Lisa guardaba silencio apoyada en la ventana; Lavretzky se callaba también; Marpha Timofeevna, que jugaba con una de sus amigas en un ángulo de la pieza, murmuraba por lo bajo. Panchine hablaba con abundancia, recorriendo el salón, pero bajo el imperio de un secreto despecho. Se habría dicho que quería provocar una réplica. Un ruiseñor había instalado su domicilio en un bosquecillo de filas del jardín. Los primeros acentos de su concierto nocturno, interrumpían aquellos elocuentes discursos; en el horizonte, teñido de rosa por encima de las copas inmóviles de los tilos, asomaban las pri meras estrellas. Lavretzky se levantó para responder a Panchine y abrióse la discusión. Lavretzky defendía a los jóvenes y las costumbres nacionales; se fustigaba él mismo y a su generación, pero se declaraba vigorosamente en favor de la juventud, de sus convicciones, de sus tendencias de sus nobles inspiraciones. Panchine respondía con tono decisivo, en el que asomaba una vive irritación. La misión de las gentes de talento, decía, era rehacerlo todo. Y se arrebató hasta tal punto que, olvidando su titulo de gentilhombre de cámara y su calidad de empleado, tachó a Lavretzky de conservador retrógrado, y se permitió una ligera alusión a su falsa posición en la sociedad. Lavretzky conservó toda su calma y no alzó la voz. Batió a Panchine en todos los terrenos y le demostró la imposibilidad de improvisar de aquel modo una civilización, de poner en práctica los planes imaginados por el orgullo de las altas esteras administrativas, planes que no justificaban ni el conocimiento de las necesidades del país, ni la firme creencia en un absoluto, aunque fuera negativo. En apoyo de lo que decía citaba su propia educación.

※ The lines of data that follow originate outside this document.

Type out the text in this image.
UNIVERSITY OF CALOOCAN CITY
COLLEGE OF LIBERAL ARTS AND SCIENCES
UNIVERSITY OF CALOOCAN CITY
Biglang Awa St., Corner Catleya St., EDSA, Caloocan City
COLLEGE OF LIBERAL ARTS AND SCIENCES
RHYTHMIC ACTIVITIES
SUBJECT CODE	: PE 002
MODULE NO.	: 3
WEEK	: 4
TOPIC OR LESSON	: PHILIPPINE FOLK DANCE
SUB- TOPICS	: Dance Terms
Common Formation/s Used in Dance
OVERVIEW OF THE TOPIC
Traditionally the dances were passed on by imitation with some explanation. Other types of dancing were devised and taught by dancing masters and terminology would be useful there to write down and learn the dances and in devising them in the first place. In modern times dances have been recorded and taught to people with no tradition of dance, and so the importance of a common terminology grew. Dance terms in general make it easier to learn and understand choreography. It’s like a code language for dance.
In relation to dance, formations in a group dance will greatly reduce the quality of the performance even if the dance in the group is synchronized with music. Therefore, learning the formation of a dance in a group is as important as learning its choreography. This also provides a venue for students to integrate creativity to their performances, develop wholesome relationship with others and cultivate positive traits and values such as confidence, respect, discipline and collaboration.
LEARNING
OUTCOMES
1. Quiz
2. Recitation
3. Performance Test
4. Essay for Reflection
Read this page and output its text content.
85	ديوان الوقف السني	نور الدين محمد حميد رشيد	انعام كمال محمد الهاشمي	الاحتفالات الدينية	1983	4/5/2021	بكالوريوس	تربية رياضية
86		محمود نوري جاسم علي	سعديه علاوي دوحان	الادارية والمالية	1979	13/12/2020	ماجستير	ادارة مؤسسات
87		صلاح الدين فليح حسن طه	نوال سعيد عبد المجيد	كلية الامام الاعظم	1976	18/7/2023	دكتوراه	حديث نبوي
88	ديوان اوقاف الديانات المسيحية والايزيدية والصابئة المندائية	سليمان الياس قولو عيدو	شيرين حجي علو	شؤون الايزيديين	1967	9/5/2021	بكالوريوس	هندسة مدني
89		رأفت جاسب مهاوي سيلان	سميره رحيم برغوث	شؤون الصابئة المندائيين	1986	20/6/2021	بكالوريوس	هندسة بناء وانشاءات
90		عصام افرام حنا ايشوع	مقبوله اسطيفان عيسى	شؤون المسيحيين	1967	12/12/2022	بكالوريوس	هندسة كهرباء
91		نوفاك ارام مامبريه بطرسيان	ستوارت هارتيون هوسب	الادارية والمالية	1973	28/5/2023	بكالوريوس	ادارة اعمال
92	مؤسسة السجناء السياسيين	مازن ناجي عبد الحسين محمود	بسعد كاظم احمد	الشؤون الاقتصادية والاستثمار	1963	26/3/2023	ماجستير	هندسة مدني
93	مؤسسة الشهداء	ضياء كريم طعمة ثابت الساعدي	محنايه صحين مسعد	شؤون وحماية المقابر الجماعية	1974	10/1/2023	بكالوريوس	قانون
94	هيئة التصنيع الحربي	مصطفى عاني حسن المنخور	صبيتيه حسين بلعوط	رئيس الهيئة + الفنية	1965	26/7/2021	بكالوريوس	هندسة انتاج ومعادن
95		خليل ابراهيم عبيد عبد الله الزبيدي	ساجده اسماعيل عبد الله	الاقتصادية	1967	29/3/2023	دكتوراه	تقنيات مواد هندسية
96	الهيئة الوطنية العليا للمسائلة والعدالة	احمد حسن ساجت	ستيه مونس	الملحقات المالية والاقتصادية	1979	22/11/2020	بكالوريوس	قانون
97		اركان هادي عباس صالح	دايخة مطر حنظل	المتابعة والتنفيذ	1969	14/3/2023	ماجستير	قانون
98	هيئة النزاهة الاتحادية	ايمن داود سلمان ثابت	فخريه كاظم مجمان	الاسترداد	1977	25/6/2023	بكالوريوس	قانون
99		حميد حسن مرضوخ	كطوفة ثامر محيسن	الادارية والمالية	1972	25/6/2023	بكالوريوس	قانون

- Ante todo -añadía- hay que reconocer la verdad nacional, hay que inclinarse ante ella; sin este acto de humildad, es imposible atreverse, aun contra la mentira.

No se ofendió contra el reproche merecido a su juicio, de un gasto inconsiderado de tiempo y de fuerzas.

- Todo eso es hermoso y bueno - exclamó Panchine con despecho.- Ya ha vuelto usted a Rusia ¿qué va usted a hacer?

- Labrar la tierra - respondió Lavretzky - y labrarla tan bien como sea posible.

- Eso es muy meritorio, seguramente - respondió Panchine, -y se me ha dicho que ha obtenido usted grandes éxitos, pero convenga en que no todos son aptos para ese género de ocupaciones…

- Una naturaleza poética -interrumpió María Dmitrievna -no puede labrar… Y además, usted está llamado a grandes cosas, Vladimiro Nicolaewitch.

Esto fue demasiado, aun para el mismo Panchine; desconcertóse y trató de llevar la conversación a la belleza del cielo estrellado, a la música de Schubert… Pero ya había perdido interés la conversación, y propuso una partida de píquet a María Dmitrievna. - ¡Cómo! ¡En una noche tan hermosa! -contestó con voz lánguida.

Sin embargo, pidió la baraja. Panchine hizo saltar la cubierta con ruido; durante este tiempo, Lisa y Lavretzky, como si obedecieran a un convenio tácito, fueron a colocarse junto a Marpha Timofeevna. Sentíanse tan dichosos el uno al lado del otro, que tuvieron miedo de quedarse solos. Sentían que la turbación de los últimos días había desaparecido para siempre. La anciana dio un golpecito amistoso en la mejilla a Lavretzky, y mirándolo maliciosamente, moviendo la cabeza:

- Bien has contestado -le dijo al oído -a ese hombre de talento, a ese gran parlanchín.

El salón quedó silencioso; no se oía más que el chisporroteo de las bujías, por momentos, el ruido de una mano sobre el tapete verde, o una exclamación, o la cuenta de los puntos. Al mismo tiempo, el canto del ruiseñor resonaba puro y vibrante, como un desafío, y derramaba en la pieza sus olas melodiosas, con la húmeda frescura de la noche.